Élevé au Krai de l'Altaï en Russie, le Chumysh, nommé également « Chumyshskaya », a été développé par des paysans près de la rivière Chumysh. A partir du XIXème siècle, des tentatives ont été faites pour améliorer ce petit cheval local en utilisant diverses races issues de poneys de Sibérie et de Russie de 1770 à 1850 et de trotteurs et chevaux de trait de 1850 à 1917.
À la suite de nombreux croisements basés sur une meilleure progéniture, le Chumysh deviendra un type précieux de cheval agricole. Les races comme le Kouznetsk et Orlov Trotter ont joué un rôle important dans le développement de la race Chumysh. A cette époque, l'élevage du Chumysh était localisé au Haras de Sorokin, mais, celui-ci a fermé lorsque la ferme a cessé ses activités.
Diverses races ont été importées dans la région sans aucun contrôle, ce qui a eu un effet négatif sur le nombre et la qualité des individus de race Chumysh.
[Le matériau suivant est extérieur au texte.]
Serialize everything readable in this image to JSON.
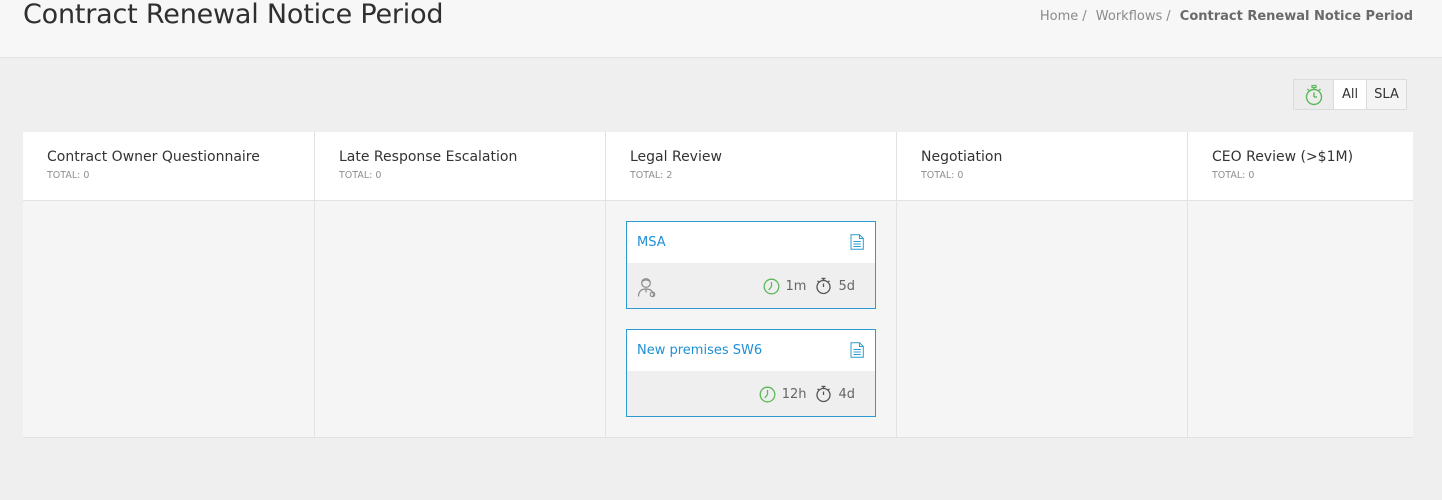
{
  "page": {
    "title": "Contract Renewal Notice Period"
  },
  "breadcrumb": {
    "items": [
      "Home",
      "Workflows"
    ],
    "separator": "/",
    "current": "Contract Renewal Notice Period"
  },
  "filters": {
    "icon": "stopwatch-icon",
    "all_label": "All",
    "sla_label": "SLA"
  },
  "columns": [
    {
      "title": "Contract Owner Questionnaire",
      "total": "TOTAL: 0"
    },
    {
      "title": "Late Response Escalation",
      "total": "TOTAL: 0"
    },
    {
      "title": "Legal Review",
      "total": "TOTAL: 2"
    },
    {
      "title": "Negotiation",
      "total": "TOTAL: 0"
    },
    {
      "title": "CEO Review (>$1M)",
      "total": "TOTAL: 0"
    }
  ],
  "cards": [
    {
      "title": "MSA",
      "elapsed": "1m",
      "sla": "5d",
      "has_assignee": true
    },
    {
      "title": "New premises SW6",
      "elapsed": "12h",
      "sla": "4d",
      "has_assignee": false
    }
  ],
  "colors": {
    "accent": "#2d9bd0",
    "link": "#1f8fd6",
    "timer_green": "#5cb85c"
  }
}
Dans l'ex-Union soviétique et dans d'autres pays, de nombreux travaux ont été entrepris pour sauvegarder le patrimoine génétique des animaux de ferme, mais le Chumysh, qui aurait dû être inclus dans la liste des chevaux à préserver, n'a pas retenu l'attention des autorités.
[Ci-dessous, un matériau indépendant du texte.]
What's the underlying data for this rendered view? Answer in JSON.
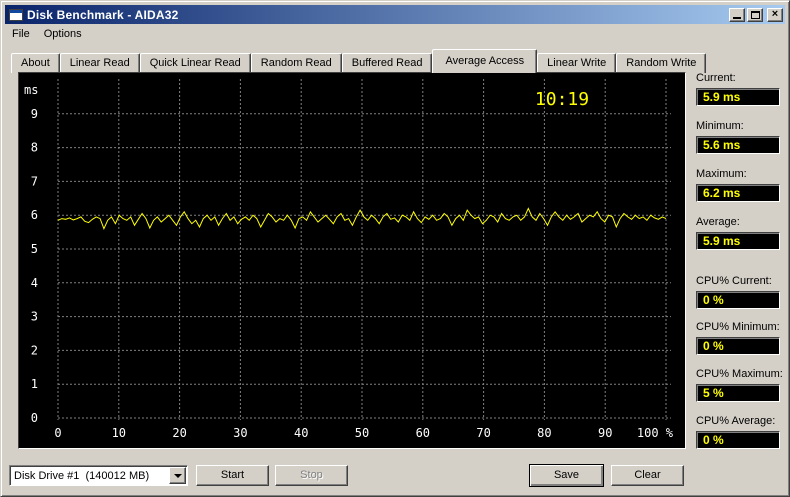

Plus tard, deux haras ont été établis dans les districts de Zarinsk et de Zalesovsk et des plans ont été élaborés pour élever et améliorer le Chumysh. Les individus élevés dans ces haras ont été choisis à l'aide de documents d'archives afin de garantir la présence de chevaux avec le type « originel » de la race.
Avec un effectif d'environ 500 individus en 2014, contre 450 en 2007, le Chumysh en race pure est aujourd'hui extrêmement rare et survit en petit nombre parmi les nombreux métis qui ont été croisé avec du sang de trotteur.